The Post has observed that some of the community parks had
serve to host residents' leisure activities at weekends, though
most of them are poorly maintained.
Residents were seen partaking of a variety of sports,
including badminton, soccer and cycling, at the Rawabunga park
near the Rawabunga subdistrict offices in Jatinegara, East
Jakarta, and at the Proklamasi Monument park in Central Jakarta.
At the Situ Lembang park on Jl. Lembang in the upmarket
residential area of Menteng, Central Jakarta, many residents were
seen enjoying their free time over the weekend by consuming
modest dinners served by sidewalk vendors there. Meanwhile, some
other residents were fishing in the small lake.
Sarwo asserted that the agency would stick to the target set
by the Jakarta administration in the Jakarta Master Plan 2000-
2010 to reserving a total of 9,155.8 hectares, equal to 13.94
percent of the city's total area of 65,680 hectares, for open and
green spaces by 2010.
She said that the administration currently had established at
least 5,911 hectares of open and green spaces, or 9 percent of
the capital's land area.
She denied a report made last Monday by the Jakarta Planning
Agency (Bapeda) that revealed that open and green spaces in the
capital had decreased by 14 percent over the last 19 years.

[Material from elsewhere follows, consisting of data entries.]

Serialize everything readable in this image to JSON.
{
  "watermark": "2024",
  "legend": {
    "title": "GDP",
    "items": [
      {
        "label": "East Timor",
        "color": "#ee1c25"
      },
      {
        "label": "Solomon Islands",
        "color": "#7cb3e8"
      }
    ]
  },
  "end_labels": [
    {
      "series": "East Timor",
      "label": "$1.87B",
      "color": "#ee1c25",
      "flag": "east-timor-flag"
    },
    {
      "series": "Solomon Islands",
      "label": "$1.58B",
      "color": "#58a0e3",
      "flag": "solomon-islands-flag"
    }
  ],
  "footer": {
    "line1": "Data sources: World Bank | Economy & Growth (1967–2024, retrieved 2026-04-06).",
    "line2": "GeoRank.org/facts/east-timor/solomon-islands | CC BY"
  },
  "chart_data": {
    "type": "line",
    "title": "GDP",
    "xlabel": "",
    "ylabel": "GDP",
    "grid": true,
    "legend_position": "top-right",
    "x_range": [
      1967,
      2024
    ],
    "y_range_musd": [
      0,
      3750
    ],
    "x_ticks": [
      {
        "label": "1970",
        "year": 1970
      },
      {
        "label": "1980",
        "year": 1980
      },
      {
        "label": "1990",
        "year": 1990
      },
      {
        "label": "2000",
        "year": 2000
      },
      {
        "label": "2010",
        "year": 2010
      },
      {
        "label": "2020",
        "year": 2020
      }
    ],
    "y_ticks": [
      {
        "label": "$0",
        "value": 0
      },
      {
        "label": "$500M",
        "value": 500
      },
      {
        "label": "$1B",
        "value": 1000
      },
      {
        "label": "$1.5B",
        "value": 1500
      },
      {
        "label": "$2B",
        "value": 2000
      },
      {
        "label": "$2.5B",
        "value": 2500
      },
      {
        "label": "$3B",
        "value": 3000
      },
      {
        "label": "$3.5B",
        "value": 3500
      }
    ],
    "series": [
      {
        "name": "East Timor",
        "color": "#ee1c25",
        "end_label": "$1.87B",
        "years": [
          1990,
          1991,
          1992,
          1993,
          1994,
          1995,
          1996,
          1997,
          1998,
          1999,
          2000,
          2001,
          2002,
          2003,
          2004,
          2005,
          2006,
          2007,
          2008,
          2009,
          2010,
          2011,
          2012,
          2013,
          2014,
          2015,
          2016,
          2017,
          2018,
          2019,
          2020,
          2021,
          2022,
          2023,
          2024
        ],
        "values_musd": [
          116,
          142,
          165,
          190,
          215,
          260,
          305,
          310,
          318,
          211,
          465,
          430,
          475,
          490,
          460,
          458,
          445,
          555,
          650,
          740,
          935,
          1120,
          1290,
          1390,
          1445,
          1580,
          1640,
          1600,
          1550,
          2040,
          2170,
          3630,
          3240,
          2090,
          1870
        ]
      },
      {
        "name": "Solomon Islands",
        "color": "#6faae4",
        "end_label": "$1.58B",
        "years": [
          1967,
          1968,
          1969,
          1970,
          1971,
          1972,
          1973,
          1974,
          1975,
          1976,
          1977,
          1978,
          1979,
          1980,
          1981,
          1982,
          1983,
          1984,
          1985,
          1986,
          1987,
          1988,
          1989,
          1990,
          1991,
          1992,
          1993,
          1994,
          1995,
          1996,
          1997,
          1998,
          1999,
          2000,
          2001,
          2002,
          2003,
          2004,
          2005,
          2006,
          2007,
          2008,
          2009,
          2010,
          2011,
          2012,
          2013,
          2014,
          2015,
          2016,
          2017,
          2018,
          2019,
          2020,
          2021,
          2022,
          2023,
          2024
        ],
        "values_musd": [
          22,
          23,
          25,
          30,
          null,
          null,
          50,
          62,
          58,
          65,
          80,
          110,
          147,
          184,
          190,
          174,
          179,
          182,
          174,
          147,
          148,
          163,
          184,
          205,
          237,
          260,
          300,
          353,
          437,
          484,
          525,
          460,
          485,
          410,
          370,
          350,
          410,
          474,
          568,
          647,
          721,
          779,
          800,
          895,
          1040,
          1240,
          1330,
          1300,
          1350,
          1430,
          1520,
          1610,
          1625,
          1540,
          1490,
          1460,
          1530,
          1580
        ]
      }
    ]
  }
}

"The report might include open and green spaces owned by
private parties which have been converted to other purposes, like
construction, for instance," Sarwo said.
In its preliminary evaluation of the Jakarta Master Plan 2000-
2010, Bapeda reported that open and green spaces in the capital
currently constitute around 21.5 percent of the city's total
area.
That figure is smaller than the 1996 figure of 16,361 hectares
of open and green spaces, or 24.9 percent of the total area of
Jakarta. In 1985, open and green spaces accounted for 18,910
hectares, or 28.8 percent of the city's area.
"This declining trend is not in line with our 2000-2010 master
plan," the agency remarked.
Environmentalists have repeatedly said that, ideally, green
areas should account for about 30 percent of the city's total
area to help ease flooding and reduce air pollution.